Georgians were especially grateful towards the American people as they helped Georgia build up a national Army after the cold war.  The GTEP and SSOP programs even lead me to meet my husband.  Every division that graduated held a ceremony in Freedom Square in Tbilisi. The nation praised its graduates and thanked the American soldiers also attending the graduation.

 

Georgia was proud to send soldiers to Iraq to join with American military. We wanted to give something back to the country that had invested so much in us.

 

Our advances toward freedom have been destroyed. But we are determined to get them back.  The whole country fears that everything we have achieved since our independence has been erased.  Though Georgians are tolerant people as humans, for us it is important to keep our language, religion, and country.  We only want to keep and protect what is ours, never to take from anyone, never to give up no matter what cost we have to pay. Russia does not understand this. America understands this.

 

Russians have changed their economic system, but not their form of government.  The KGB mentality still rules.   They are experts in changing history. They have nuclear power to use as a threat to the whole civilized world. They are dividing our country to conquer us. This is an old imperialist Soviet Russian idea: divide and rule.
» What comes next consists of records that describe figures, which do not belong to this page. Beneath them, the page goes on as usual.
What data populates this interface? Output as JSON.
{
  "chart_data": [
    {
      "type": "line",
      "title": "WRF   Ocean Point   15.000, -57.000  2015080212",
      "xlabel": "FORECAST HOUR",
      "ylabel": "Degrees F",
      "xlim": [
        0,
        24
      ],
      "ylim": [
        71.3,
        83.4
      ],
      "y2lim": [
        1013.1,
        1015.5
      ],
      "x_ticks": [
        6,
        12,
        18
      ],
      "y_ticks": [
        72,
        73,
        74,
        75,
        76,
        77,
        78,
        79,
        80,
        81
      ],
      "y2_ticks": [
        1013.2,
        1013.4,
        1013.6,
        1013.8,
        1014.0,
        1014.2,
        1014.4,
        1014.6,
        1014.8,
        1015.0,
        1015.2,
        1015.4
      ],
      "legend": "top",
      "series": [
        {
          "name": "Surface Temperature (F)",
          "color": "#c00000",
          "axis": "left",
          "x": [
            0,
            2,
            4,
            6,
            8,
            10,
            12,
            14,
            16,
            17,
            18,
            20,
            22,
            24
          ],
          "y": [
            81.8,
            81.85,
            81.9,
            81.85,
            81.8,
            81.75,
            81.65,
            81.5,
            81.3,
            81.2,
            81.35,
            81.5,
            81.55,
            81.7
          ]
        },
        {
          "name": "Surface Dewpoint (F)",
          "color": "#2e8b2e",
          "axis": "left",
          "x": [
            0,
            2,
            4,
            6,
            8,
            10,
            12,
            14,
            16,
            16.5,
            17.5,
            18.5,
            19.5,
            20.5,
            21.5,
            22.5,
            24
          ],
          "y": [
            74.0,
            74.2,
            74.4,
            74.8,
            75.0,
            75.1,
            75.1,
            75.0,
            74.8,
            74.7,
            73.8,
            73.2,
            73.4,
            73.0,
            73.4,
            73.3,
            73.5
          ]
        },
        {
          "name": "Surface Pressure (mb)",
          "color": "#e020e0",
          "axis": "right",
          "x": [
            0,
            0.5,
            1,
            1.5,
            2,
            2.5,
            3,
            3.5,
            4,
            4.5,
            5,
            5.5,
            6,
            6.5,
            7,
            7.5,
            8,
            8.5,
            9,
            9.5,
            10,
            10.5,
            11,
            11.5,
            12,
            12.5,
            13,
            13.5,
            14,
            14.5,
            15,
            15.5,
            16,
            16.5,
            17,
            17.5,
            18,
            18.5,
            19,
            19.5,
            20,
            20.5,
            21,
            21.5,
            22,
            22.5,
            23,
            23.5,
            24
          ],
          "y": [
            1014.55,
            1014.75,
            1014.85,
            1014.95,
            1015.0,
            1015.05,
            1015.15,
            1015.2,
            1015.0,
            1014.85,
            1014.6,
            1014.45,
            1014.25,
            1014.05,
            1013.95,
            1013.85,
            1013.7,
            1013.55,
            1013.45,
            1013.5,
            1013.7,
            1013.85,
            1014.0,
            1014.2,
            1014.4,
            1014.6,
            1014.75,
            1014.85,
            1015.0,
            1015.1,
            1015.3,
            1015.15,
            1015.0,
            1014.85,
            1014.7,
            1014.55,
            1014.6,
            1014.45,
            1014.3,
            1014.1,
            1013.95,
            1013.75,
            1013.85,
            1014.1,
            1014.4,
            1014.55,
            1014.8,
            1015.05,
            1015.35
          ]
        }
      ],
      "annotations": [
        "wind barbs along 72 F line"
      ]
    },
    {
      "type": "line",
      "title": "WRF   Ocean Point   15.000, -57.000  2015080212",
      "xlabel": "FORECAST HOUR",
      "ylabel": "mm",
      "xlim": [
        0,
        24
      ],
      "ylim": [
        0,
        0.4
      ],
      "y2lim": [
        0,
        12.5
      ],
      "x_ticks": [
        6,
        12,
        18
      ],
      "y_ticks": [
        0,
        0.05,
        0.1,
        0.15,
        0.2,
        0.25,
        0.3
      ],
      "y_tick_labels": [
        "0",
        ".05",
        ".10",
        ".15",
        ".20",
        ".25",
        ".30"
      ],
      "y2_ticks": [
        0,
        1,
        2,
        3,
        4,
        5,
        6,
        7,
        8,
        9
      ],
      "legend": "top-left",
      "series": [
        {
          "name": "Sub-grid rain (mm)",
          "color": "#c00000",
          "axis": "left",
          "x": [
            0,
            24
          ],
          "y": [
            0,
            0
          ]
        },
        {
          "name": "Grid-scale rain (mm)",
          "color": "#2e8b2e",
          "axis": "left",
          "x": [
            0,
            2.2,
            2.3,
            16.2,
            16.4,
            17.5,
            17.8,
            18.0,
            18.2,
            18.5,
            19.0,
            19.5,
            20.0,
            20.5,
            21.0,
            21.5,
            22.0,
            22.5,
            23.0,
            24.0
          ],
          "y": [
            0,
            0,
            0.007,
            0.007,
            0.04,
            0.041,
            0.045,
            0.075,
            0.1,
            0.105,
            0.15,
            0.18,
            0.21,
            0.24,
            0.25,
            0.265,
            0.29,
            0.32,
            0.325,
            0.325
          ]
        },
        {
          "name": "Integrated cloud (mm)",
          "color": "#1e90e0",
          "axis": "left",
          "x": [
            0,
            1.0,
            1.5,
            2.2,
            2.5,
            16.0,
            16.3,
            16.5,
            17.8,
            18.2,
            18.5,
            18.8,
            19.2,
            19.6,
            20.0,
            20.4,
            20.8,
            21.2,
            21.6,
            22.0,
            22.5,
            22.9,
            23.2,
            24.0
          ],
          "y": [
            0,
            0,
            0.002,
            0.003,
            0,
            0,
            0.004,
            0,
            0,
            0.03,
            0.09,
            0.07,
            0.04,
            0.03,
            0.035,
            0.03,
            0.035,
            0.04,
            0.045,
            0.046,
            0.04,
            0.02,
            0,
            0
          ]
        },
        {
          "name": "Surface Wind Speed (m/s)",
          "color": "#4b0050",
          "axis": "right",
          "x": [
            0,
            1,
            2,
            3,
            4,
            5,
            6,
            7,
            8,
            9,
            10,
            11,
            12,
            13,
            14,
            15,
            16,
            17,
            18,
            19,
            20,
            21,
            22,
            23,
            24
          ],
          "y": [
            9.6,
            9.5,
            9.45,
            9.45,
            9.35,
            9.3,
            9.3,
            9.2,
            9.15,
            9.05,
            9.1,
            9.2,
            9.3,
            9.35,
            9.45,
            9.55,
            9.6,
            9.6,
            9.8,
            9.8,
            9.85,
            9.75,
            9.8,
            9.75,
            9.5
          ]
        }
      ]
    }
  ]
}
We are witnessing it in 21st century.

 

Russians are trying to make it look as if they are in the right and only trying to protect Russian citizens.  But this is based on a series of lies to the world. 

 

I will use my husband’s words from another article to explain the history : “Russia militarily supported the expulsion of the majority ethnic Georgian population from both Abkhazia and South Ossetia in the early 1990’s and granted the remaining residents of both provinces Russian citizenship by fiat years later though there was no legal nexus for the granting of this status.  Claiming that the newly-minted Russian citizen’s support of independence or annexation under the principle of self-determination justifies either makes a mockery of the concept of self-determination and indicates that the best way for a country to attack inconvenient sovereignty is to launch pogroms against those ethnicities considered undesirable and offer citizenship and eventual independence as motivational spoils to the victors.”

 

Now we are waiting. We wait to see if the Russians are really going to leave, we wait to see how long they will maintain these “checkpoints” in our country.  We wait to see if they will come back to finish Saakashvili and Georgian independence if we are not torn apart by political repercussions from this war.  We wait to see if we can rebuild what we have tried so very hard to accomplish. We wait to see if our friends will be able to stay by our side now that Russia has made the region a political nightmare and threats of wider conflict.

 

We are encouraged by the actions of our friends thus far.  Estonia, Latvia, Lithuania, Poland, and the Ukraine stand by our side. These States know Russia best and have the most to lose in the future. They sent their presidents to Tbilisi during this war. This must have made Putin very angry.   It was brave of them.  President George Bush, President Sarkozy, Gordon Brown, John McCain, and many others are with us.  Fidel Castro, Hugo Chavez, Bashar Al-Asad, Mouammar Kadhafi, and others like that support Russia’s actions against us.  We think that Putin should be judged by the company he keeps.  It is a good sign that we are on the right side of this war.  

 

We are afraid, but the Russians will not make us return to the days when they ruled by fear.  Georgia has tasted freedom, and progress, and we are willing to risk everything to keep it.